A Avigdor Arikha también podíamos llamarlo el renacido. Siendo un niño fue deportado con su familia y llevado a un campo de concentración donde moriría su padre. Arikha sobrevivió y en 1944 fue trasladado al hogar judío en Palestina, Eretz-Israel, y durante cinco años vivió en el kibbutz Ma’aleh Hahamisha, cerca de Jerusalén, trabajando en la granja, estudiando y recibiendo entrenamiento militar.
Su educación artística la inició en la Escuela Bezalel, un hogar colectivo donde un maestro le proporcionó un nombre nuevo, sustituyendo el apellido familiar Dlugacz, que significa “largo”, por su traducción al arameo: Arikha, iniciando con él una nueva vida.
Tiempo después, Arikha se alistó en la fuerza de defensa judía, el Haganah, y combatió en sus filas al final del mandato británico en Palestina. En enero de 1948 resultó gravemente herido por las balas explosivas dum-dum y fue dado por muerto, y su “cadáver” llevado al depósito, donde una enfermera leyó su nombre en una etiqueta y avisó a la hermana del pintor, quien logró que un cirujano lo operase.
Arikha se despertó un día con el deseo irrefrenable de dibujar del natural, él llamó a aquella vocación poderosa “hambre en los ojos”
Tras la operación, Arikha permaneció en coma durante seis días más, y no sería esta su última resurrección. La tercera no fue tanto física sino intelectual, o espiritual: a comienzos del año 1965 visitó en el Louvre una exposición sobre Caravaggio y la pintura italiana del s XVII, y allí quedó profundamente interesado por La resurrección de Lázaro. Esa pintura le hizo pensar que el arte moderno se había vuelto manierista, como ocurrió en Roma en la época de Caravaggio. No volvió a sentirse motivado a realizar la obra abstracta que hasta entonces había desarrollado.

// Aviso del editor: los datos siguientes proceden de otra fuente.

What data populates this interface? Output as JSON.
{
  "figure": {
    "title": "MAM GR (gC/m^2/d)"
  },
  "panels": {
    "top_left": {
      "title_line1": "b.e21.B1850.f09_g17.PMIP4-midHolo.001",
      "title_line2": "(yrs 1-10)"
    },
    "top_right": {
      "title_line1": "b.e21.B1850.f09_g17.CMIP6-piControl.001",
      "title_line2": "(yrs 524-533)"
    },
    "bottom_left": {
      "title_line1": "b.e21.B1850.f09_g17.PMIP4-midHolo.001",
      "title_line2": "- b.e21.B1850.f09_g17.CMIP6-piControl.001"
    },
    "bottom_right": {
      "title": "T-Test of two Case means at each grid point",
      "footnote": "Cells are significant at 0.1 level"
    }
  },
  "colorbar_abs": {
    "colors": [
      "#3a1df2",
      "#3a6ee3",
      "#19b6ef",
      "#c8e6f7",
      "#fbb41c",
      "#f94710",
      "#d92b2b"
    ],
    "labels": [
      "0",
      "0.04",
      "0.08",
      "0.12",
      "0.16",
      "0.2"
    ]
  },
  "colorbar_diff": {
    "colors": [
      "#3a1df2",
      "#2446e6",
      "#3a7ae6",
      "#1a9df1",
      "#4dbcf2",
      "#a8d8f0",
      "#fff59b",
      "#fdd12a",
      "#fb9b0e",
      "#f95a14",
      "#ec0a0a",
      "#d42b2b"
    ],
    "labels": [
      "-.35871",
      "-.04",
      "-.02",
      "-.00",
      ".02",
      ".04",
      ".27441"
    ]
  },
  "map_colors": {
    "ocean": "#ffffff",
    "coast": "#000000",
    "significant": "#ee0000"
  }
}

Algún tiempo (poco) después, Arikha se despertó un día con el deseo irrefrenable de dibujar del natural, él llamó a aquella vocación poderosa “hambre en los ojos”. Tras un primer fracaso intentado retratar a su mujer, volvió a intentarlo varias veces, desde la más absoluta pasión. Ese mismo día llevó a cabo treinta dibujos con pincel y tinta sumi, pero no se conservan porque su insatisfacción con el resultado le llevó a destruirlos. Al día siguiente volvió a dibujar con pincel y tinta, y así lo hizo durante semanas y meses. A lo largo de ocho años, se dedicó intensamente a dibujar del natural, hacer grabados y estudiar historia del arte.
El trabajo del natural fue primero su proceso de trabajo preferido, y luego prácticamente el único posible para Arikha, que con él pretendía preservar las huellas de lo vivido. Este artista entendía que la obra de arte se acerca más a la verdad de la vida cuanto más se aleja de cualquier abstracción para centrarse en la individualidad del modelo.
Podemos entender el conjunto de las pinturas de Arikha como retratos, encontremos o no en ellos figuras humanas. Y como le apasionaba la captación del instante, nunca volvía sobre sus pasos para corregir errores, porque esa corrección podía borrar la sensación de inmediatez que pretendía transmitir.
Hasta el próximo 7 de mayo, la Marlborough Gallery neoyorquina nos enseña una veintena de obras del artista, entre óleos, acuarelas, pasteles y piezas realizadas en tinta sumi tanto en Israel como en París, donde desarrolló la mayor parte de su trabajo.
Independientemente de la técnica con que desarrollara las obras, Avigdor Arikha imprimió a todas ellas una sutileza notable, y su gran talento fue ser capaz de compatibilizar esta, y una belleza tonal innegable, con la transmisión de espontaneidad, de esa captación del momento irrepetible.
El artista solo trabajaba a la luz del día, y en vida (falleció en 2010) insistió muy a menudo en que sus pinturas, y en general cualquier obra de arte, debía ser contemplada con luz natural. Independientemente del motivo o tema escogido, realizó sus trabajos con inmediatez, infundió a su producción una vitalidad, luminosidad y frescura conmovedoras.